Two foals put a gallop in preserving rare species

A delicate reproductive procedure for horses holds promise for the modern-day Noah's Ark movement.

Vitreous and Ethyl are as normal as foals can be: healthy, playful, curious - and utterly adorable. Yet, the path to their conception was far from ordinary.

The sibling foals were produced from eggs harvested from a donor mare and frozen for a month, then thawed and implanted into two surrogate mares, which were inseminated artificially.

Carried out at Colorado State University, the complicated and delicate procedure marks a breakthrough for scientists, who never before have succeeded in preserving a mare's reproductive material. It also marks a key advance in the modern-day Noah's Ark movement: Researchers say the technique holds promise for helping to preserve endangered species worldwide.

"Before, we could only preserve male material or freeze an embryo," says Ed Squires, who launched CSU's Preservation of Equine Genetics program here five years ago. "Now, by being able to preserve genetic material on the female side, we can propagate" even long after a mare's death, he says.

For example, frozen eggs from a Grevy's zebra or Przewalski's wild horse could be implanted in a surrogate domestic mare, and then artificially inseminated to preserve those endangered equine species, says Dr.

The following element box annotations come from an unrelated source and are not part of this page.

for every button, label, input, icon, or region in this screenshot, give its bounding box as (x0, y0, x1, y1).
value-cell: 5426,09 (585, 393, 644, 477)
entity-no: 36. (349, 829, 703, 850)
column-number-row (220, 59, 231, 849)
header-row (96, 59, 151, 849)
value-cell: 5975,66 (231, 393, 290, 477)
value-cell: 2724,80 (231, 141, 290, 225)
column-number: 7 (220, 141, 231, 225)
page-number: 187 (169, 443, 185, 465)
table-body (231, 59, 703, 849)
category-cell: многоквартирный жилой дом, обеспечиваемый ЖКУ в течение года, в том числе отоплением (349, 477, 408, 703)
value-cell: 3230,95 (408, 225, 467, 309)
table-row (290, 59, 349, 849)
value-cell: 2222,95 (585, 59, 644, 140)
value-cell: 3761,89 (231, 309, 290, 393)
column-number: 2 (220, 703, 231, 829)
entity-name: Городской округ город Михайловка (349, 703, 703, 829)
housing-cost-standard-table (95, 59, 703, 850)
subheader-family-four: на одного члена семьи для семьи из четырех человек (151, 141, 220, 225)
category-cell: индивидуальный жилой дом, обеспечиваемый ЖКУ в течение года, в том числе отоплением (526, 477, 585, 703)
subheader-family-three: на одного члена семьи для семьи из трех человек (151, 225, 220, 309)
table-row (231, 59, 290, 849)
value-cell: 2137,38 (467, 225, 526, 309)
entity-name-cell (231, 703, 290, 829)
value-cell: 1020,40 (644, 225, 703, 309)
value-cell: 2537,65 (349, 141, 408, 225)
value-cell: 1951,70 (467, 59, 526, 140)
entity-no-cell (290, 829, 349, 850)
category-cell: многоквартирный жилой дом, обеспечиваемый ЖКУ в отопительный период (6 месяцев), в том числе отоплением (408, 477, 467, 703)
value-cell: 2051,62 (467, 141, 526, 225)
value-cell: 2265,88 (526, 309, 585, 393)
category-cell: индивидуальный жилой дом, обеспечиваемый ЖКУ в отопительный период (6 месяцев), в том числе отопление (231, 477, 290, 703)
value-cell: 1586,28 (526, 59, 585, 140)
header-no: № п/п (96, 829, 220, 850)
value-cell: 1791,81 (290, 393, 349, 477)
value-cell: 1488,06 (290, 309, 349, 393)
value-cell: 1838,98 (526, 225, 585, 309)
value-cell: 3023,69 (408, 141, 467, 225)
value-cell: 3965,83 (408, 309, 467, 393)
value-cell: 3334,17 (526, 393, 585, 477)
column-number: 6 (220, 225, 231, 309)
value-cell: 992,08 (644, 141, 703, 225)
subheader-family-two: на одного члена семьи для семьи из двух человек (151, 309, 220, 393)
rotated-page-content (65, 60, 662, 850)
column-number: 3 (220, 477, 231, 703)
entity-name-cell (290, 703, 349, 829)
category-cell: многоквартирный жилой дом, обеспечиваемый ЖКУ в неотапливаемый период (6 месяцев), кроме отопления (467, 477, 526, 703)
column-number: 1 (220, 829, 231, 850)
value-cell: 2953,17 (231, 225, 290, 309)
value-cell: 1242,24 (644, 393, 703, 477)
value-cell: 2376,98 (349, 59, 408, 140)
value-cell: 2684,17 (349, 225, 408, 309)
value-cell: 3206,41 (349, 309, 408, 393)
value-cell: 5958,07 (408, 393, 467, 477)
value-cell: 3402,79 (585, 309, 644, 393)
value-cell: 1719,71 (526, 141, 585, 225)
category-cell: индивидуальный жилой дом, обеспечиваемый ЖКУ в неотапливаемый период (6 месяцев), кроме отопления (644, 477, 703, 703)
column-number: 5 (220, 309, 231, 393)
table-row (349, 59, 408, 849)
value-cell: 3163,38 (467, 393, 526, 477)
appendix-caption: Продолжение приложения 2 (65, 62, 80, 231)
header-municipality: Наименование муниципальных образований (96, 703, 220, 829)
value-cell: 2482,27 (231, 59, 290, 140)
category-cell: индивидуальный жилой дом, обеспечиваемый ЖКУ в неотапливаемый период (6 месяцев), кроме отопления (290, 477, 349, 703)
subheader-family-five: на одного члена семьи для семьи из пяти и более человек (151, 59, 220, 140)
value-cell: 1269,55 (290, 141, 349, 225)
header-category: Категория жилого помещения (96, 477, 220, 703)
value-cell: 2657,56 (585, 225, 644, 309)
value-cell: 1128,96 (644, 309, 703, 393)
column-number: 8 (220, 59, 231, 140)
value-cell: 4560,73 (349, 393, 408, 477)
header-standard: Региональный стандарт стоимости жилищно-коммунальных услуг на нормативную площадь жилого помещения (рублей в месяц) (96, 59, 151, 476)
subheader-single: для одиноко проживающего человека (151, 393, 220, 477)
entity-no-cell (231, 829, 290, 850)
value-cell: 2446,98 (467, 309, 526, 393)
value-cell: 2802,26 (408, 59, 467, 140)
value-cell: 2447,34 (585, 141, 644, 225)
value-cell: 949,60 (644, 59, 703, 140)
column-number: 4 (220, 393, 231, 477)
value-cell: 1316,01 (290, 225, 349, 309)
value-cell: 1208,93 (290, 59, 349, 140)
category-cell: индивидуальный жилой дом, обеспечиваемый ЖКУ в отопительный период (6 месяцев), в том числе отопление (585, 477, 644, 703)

Squires.

By freezing equine eggs and sperm, it could be possible to preserve genetic material for thousands of years and still produce offspring, says George Siedel, a CSU animal-reproduction expert and physiology professor. This could be invaluable in a case of one population of a species being wiped out by natural disaster or disease, but a related species surviving elsewhere.

No one can know for sure how far the technology will reach, but it could potentially be transferred to other species, says Lisa Maclellan, a postdoctoral fellow from Australia who coordinated the CSU project.

She says Chinese researchers, looking to save the endangered panda bear, are among those interested in attempting the procedure.

"The application of this technique over to [propagating] a panda or another animal is exciting, but there's still a lot of work to be done," she allows. "We've established a technique, and now we're going to perfect it."

Of course, the science of it all is lost on Vitreous and Ethyl, who sniff and nibble at each other through the fence that divides their open-air pens.

Vitreous, a bay colt, is named for the process of freezing and preserving eggs. Ethyl is a sorrel filly, named for the ethylene glycol used to preserve the eggs.

Both foals have the same father, a half-Arab stallion donated to the program. The eggs were extracted from one of 29 research mares that are part of the CSU herd.

The surrogate mares, Snips and Lips, are quarter-horse crossbreds.

While the CSU equine reproductive program is the only one of its kind worldwide, the freezing of eggs has been performed successfully in other species, including mice and cattle. But overall, the conception rates have been low.

The reproductive technique, called GIFT (or gamete intrafallopian transfer), also has been used in humans. But Ms. Maclellan says it took longer to develop in horses, partly because equine researchers rely entirely on private funding.

The reproductive technique, researchers say, will allow owners of valuable mares to preserve their eggs. Thus, even many years after a mare's death, a foal could still be produced from her ge-netic material. "That always was a major objective of the program," says Maclellan.

In fact, eggs can be recovered even after a mare's death, if collected soon enough, says Squires.

Recently, the CSU team did just that for a horse owner whose mare died unexpectedly. And now, a surrogate mare is carrying the foal.